A common understanding of end times centers on scriptures like Malachi 4:1-3 that talk of the wicked being destroyed:

For behold, the cometh, that shall burn as an oven; and all the proud, yea, and all that do wickedly, shall be stubble: and the day that cometh shall burn them up, saith the Lord of hosts, that it shall leave them neither root nor branch. But unto you that fear my name shall the Sun of Righteousness arise with healing in his wings; and ye shall go forth, and grow up as calves of the stall. And ye shall tread down the wicked; for they shall be ashes under the soles of your feet in the day that I shall do this, saith the Lord of hosts.

The Wheel and Chrysalis model doesn’t contradict this perspective, but simply suggests that the Lord will bring it about primarily through historical processes rather than literally calling down a purifying fire from Heaven. The decadent civilization will collapse under its own baggage and a new society will emerge on a higher spiritual plane via the true Church of Jesus Christ.5

In the end there is no way to know how close my proposal comes to the truth.

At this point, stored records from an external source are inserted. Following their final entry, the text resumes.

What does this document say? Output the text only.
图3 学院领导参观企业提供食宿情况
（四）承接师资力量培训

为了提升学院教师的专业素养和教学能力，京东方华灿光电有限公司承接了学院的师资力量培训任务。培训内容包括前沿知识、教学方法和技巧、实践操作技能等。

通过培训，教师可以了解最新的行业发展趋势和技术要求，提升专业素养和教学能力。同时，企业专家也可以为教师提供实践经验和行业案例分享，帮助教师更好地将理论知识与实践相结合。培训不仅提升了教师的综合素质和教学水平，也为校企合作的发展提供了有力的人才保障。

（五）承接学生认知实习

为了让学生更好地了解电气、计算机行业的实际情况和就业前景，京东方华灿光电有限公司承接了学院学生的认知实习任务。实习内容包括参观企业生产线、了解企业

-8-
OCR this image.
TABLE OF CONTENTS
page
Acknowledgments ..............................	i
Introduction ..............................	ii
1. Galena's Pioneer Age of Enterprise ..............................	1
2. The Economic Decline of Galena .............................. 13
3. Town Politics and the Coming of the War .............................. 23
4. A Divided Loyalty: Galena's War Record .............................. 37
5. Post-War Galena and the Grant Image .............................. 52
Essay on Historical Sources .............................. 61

It doesn’t really matter anyway, but it is fun to add my own speculation to the piles heaped up on the internet. The main point is not to fear, and not to lose sight of what really matters as our point on the wheel of history begins its descent.

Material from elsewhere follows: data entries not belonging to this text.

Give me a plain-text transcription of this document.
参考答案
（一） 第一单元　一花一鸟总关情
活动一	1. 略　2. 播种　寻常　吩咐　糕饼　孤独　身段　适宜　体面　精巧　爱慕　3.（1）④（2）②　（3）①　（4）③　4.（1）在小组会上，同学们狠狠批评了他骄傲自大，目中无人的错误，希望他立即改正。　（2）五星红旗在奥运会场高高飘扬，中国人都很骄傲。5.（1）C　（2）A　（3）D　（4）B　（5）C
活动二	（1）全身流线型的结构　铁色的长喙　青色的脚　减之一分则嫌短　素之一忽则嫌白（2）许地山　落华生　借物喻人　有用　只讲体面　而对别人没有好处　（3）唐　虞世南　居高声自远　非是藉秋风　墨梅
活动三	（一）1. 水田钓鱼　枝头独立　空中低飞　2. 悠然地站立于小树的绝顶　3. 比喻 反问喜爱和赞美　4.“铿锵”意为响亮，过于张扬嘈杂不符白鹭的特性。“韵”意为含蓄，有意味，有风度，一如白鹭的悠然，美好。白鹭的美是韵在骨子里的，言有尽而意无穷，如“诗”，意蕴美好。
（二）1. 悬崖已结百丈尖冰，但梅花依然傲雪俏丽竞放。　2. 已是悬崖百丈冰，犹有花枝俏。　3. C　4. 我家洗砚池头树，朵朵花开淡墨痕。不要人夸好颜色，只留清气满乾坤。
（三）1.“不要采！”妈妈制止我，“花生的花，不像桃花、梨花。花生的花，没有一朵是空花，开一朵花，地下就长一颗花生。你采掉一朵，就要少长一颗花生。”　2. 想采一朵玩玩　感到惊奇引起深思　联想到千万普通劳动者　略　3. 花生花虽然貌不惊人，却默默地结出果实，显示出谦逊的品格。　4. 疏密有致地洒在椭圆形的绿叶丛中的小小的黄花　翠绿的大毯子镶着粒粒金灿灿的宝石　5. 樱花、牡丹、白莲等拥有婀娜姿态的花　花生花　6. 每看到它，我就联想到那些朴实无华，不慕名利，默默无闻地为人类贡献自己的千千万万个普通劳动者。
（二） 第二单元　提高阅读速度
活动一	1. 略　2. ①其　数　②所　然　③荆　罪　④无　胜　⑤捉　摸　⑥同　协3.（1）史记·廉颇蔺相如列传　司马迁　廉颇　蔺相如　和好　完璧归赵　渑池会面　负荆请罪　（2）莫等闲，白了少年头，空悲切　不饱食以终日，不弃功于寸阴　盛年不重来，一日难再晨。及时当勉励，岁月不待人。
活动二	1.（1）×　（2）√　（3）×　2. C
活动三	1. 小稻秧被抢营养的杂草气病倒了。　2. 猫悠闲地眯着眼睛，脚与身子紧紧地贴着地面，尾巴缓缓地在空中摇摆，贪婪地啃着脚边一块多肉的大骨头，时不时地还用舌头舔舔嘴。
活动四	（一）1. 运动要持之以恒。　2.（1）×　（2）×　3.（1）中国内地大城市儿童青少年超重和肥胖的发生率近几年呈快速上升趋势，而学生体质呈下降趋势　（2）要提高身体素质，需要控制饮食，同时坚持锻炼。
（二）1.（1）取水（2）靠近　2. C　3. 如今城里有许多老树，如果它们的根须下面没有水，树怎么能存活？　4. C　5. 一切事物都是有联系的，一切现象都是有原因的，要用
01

[Update 10-9-22] I haven’t read Rod Dreher’s The Benedict Option yet, but there could be some overlap between his and my picture of the future. I’ll note that Dreher was cited as an influence for Carl R. Trueman’s The Rise and Triumph of the Modern Self, which has itself influenced my view as described here.



As has happened before, more than once. See this plot of church membership since the 17th century from the American Enterprise Institute, referenced by Russ Douthat in an insightful post on his Substack .

 

The influence of Rousseau and Nietzsche are clear in this passage from Anthony Kenney’s majority decision in Planned Parenthood v Casey (1992):

At the heart of liberty is the right to define one’s own concept of existence, of meaning, of the universe, and of the mystery of human life. Beliefs about these matters could not define the attributes of personhood were they formed under compulsion of the State.

See also this editorial by Carl R. Trueman after the fall of Roe.  

What some call evil, others call good. Do you lament the "suppression of our animal selves" in modern society? Do you feel alienated from "the freedom, health, and natural compassion of our 'savage' state"? Do you regret that Christian morals have given man a "bad conscience about his animal self"? Then check out this self-help workshop, focusing on key "voices from the history of philosophy (Rousseau, Marx, and Nietzsche) who analyze the causes of different types of alienation." You too can be more like an animal. The price is not bad, just $175 for three 2-hour sessions! 

OK, it is possible that these guys are the only people in the world that agree with me on the magnificence of Toynbee’s work – but check out #5 on their list!  

A 2021 article in BYU Studies summarized LDS end-times thought in terms of “pre-millenarian” (destruction and chaos comes first, ushering in the Millenium) versus “post-millenarian” (focus is on an improving world progressing toward the Millennium). In short, the Church’s rhetoric contains both. I would suggest that the Wheel and Chrysalis model brings both together – an expanding nucleus of re-invigorated religion in parallel with a decaying civilization, until in the end the former eclipses the latter.